Monday 24 February 2014

Train safety poster

Around train stations, I'll sometimes see these posters which I find inexplicably funny.



I suppose it's the way the salaryman is depicted as being drunk that's so funny. It's effectively conveyed without the usual sort of cues of drunkenness. He's not holding a bottle or half-passed out; instead, he's merrily (if haphazardly) walking along the edge of the platform without a care in the world and only his loosened tie, rosy cheeks and obvious poor decision making tell you that he's probably not sober.

It might also be funny to me because it's a businessman who is drunk instead of a student or someone who is more typically associated with drunken behaviour in Canada (like people wearing hockey jerseys after a playoff game). While I assume that business people go out and get drunk after work with their colleagues sometimes in Canada, it's not something I think of as happening as much (perhaps in part because the transit isn't generally as good so many people have to drive to work).

These posters advertise the existence of these emergency stop buttons (shown on the centre left and bottom right of the poster), which can stop an incoming train if someone has fallen onto the tracks. It's also possible that it's supposed to give some lesson about how safety on the platform.
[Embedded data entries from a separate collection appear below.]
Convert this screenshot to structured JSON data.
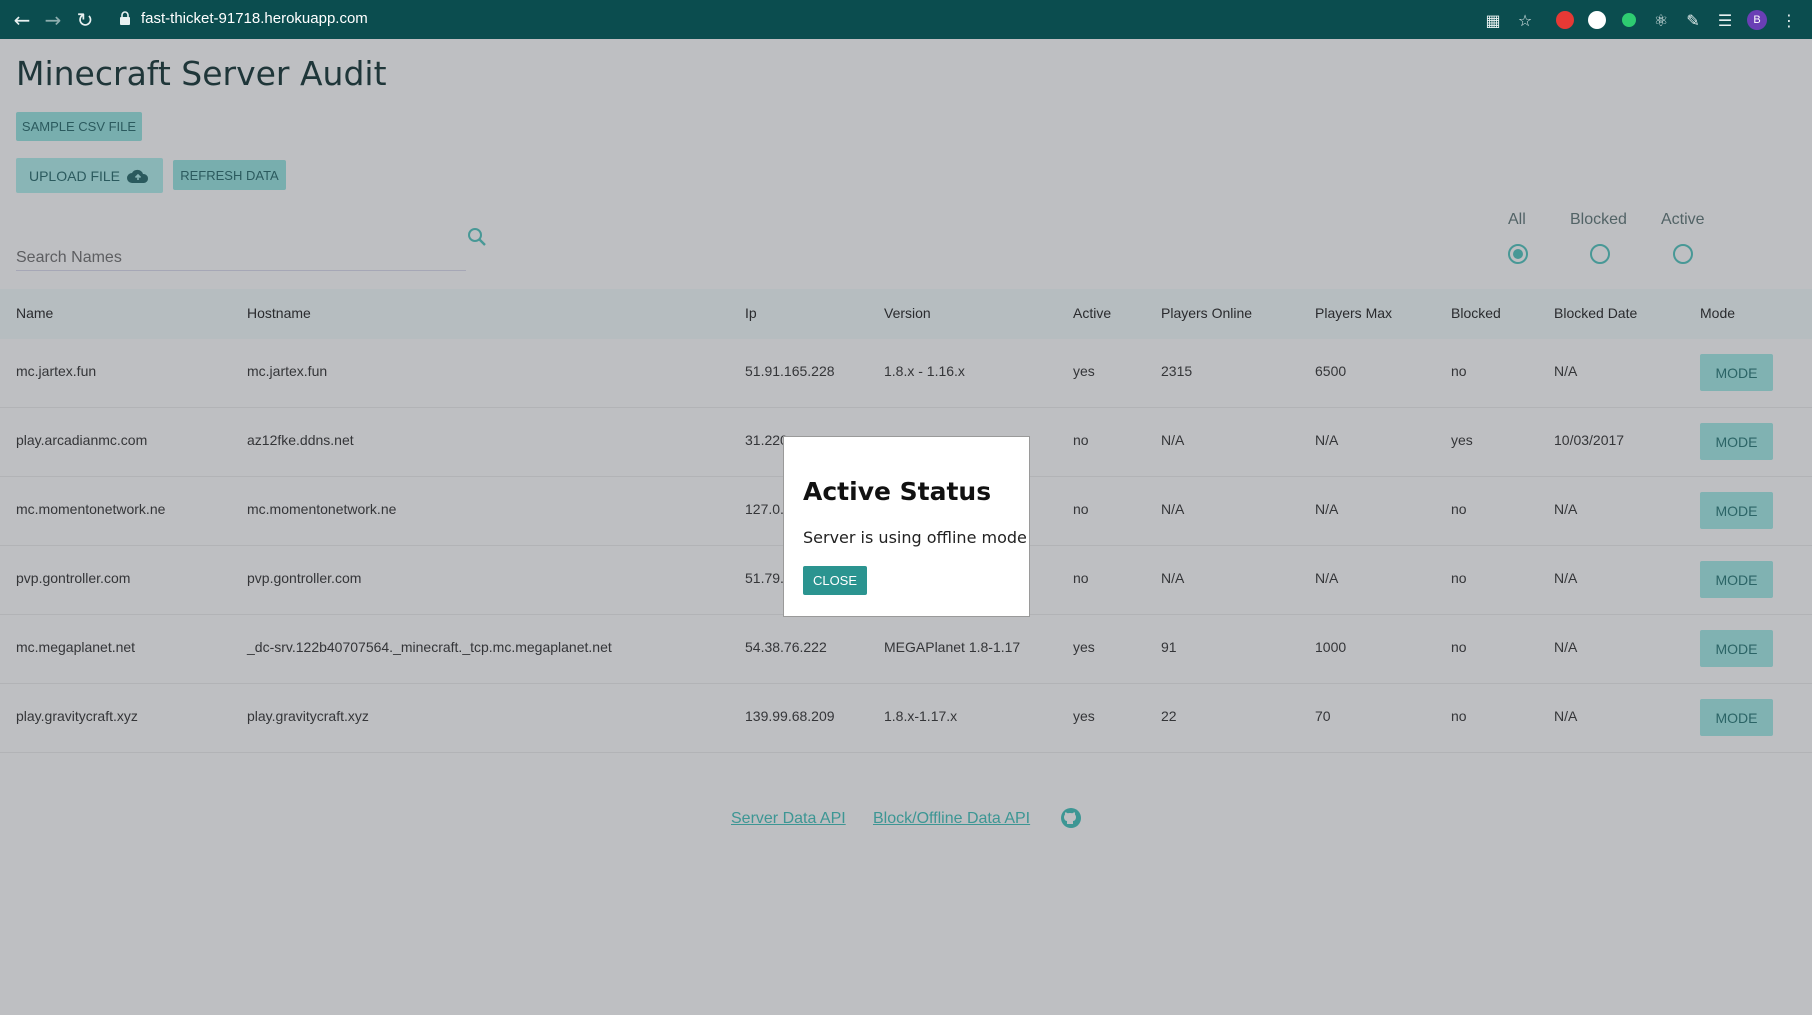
{
  "browser": {
    "url": "fast-thicket-91718.herokuapp.com",
    "profile_initial": "B"
  },
  "header": {
    "title": "Minecraft Server Audit",
    "sample_csv_label": "SAMPLE CSV FILE",
    "upload_label": "UPLOAD FILE",
    "refresh_label": "REFRESH DATA"
  },
  "search": {
    "placeholder": "Search Names"
  },
  "filters": [
    {
      "label": "All",
      "checked": true
    },
    {
      "label": "Blocked",
      "checked": false
    },
    {
      "label": "Active",
      "checked": false
    }
  ],
  "table": {
    "columns": [
      "Name",
      "Hostname",
      "Ip",
      "Version",
      "Active",
      "Players Online",
      "Players Max",
      "Blocked",
      "Blocked Date",
      "Mode"
    ],
    "rows": [
      {
        "name": "mc.jartex.fun",
        "hostname": "mc.jartex.fun",
        "ip": "51.91.165.228",
        "version": "1.8.x - 1.16.x",
        "active": "yes",
        "players_online": "2315",
        "players_max": "6500",
        "blocked": "no",
        "blocked_date": "N/A",
        "mode": "MODE"
      },
      {
        "name": "play.arcadianmc.com",
        "hostname": "az12fke.ddns.net",
        "ip": "31.220",
        "version": "",
        "active": "no",
        "players_online": "N/A",
        "players_max": "N/A",
        "blocked": "yes",
        "blocked_date": "10/03/2017",
        "mode": "MODE"
      },
      {
        "name": "mc.momentonetwork.ne",
        "hostname": "mc.momentonetwork.ne",
        "ip": "127.0.",
        "version": "",
        "active": "no",
        "players_online": "N/A",
        "players_max": "N/A",
        "blocked": "no",
        "blocked_date": "N/A",
        "mode": "MODE"
      },
      {
        "name": "pvp.gontroller.com",
        "hostname": "pvp.gontroller.com",
        "ip": "51.79.1",
        "version": "",
        "active": "no",
        "players_online": "N/A",
        "players_max": "N/A",
        "blocked": "no",
        "blocked_date": "N/A",
        "mode": "MODE"
      },
      {
        "name": "mc.megaplanet.net",
        "hostname": "_dc-srv.122b40707564._minecraft._tcp.mc.megaplanet.net",
        "ip": "54.38.76.222",
        "version": "MEGAPlanet 1.8-1.17",
        "active": "yes",
        "players_online": "91",
        "players_max": "1000",
        "blocked": "no",
        "blocked_date": "N/A",
        "mode": "MODE"
      },
      {
        "name": "play.gravitycraft.xyz",
        "hostname": "play.gravitycraft.xyz",
        "ip": "139.99.68.209",
        "version": "1.8.x-1.17.x",
        "active": "yes",
        "players_online": "22",
        "players_max": "70",
        "blocked": "no",
        "blocked_date": "N/A",
        "mode": "MODE"
      }
    ]
  },
  "footer": {
    "server_api_label": "Server Data API",
    "block_api_label": "Block/Offline Data API"
  },
  "modal": {
    "title": "Active Status",
    "body": "Server is using offline mode",
    "close_label": "CLOSE"
  }
}
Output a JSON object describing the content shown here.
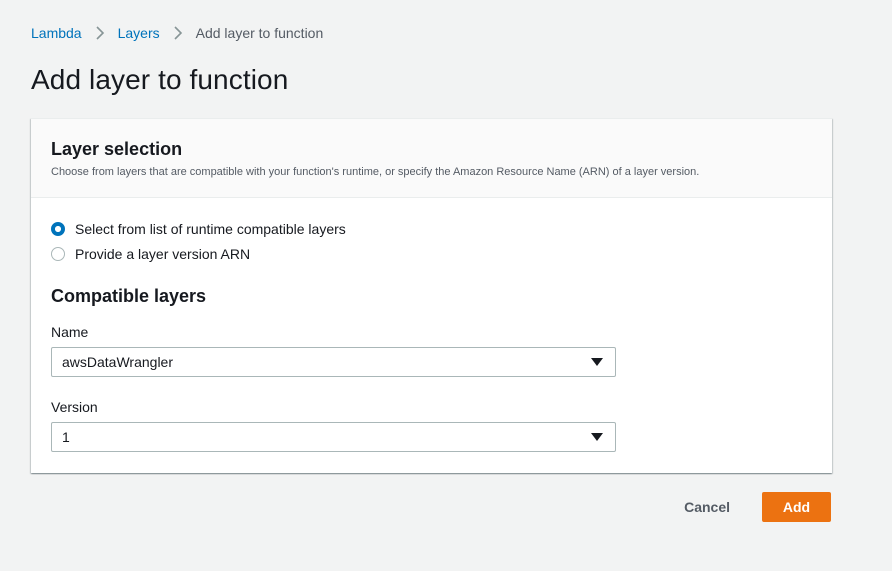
{
  "breadcrumb": {
    "items": [
      {
        "label": "Lambda"
      },
      {
        "label": "Layers"
      },
      {
        "label": "Add layer to function"
      }
    ]
  },
  "page": {
    "title": "Add layer to function"
  },
  "layer_selection": {
    "title": "Layer selection",
    "description": "Choose from layers that are compatible with your function's runtime, or specify the Amazon Resource Name (ARN) of a layer version.",
    "options": [
      {
        "label": "Select from list of runtime compatible layers",
        "checked": true
      },
      {
        "label": "Provide a layer version ARN",
        "checked": false
      }
    ]
  },
  "compatible_layers": {
    "title": "Compatible layers",
    "name_label": "Name",
    "name_value": "awsDataWrangler",
    "version_label": "Version",
    "version_value": "1"
  },
  "actions": {
    "cancel_label": "Cancel",
    "add_label": "Add"
  },
  "colors": {
    "link": "#0073bb",
    "primary": "#ec7211",
    "background": "#f2f3f3"
  }
}
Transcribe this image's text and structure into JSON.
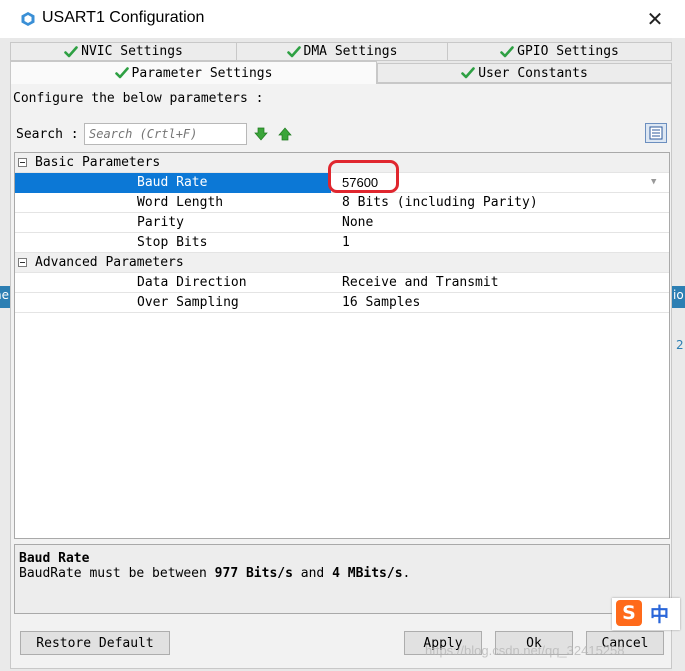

In the bottom right of the main image, there's some statement about alcohol (presumably about alcohol-related accidents around the train platform, though I mostly understand "platform", "alcohol" and "63.5%") and one might note that the drunken salaryman isn't the only person being unsafe (there's someone strolling along the wrong side of the yellow line reading a book as well).

One thing that I quite like about Japan is that even though I can't read these kinds of posters especially well (yet), the message is relatively clear and the posters themselves often pretty cute. I'm not sure I can say the same about posters I'd see on mass transit in Canada (where images of poorly-rendered cartoon characters standing around are sometimes supposed to tell you to be polite on the bus).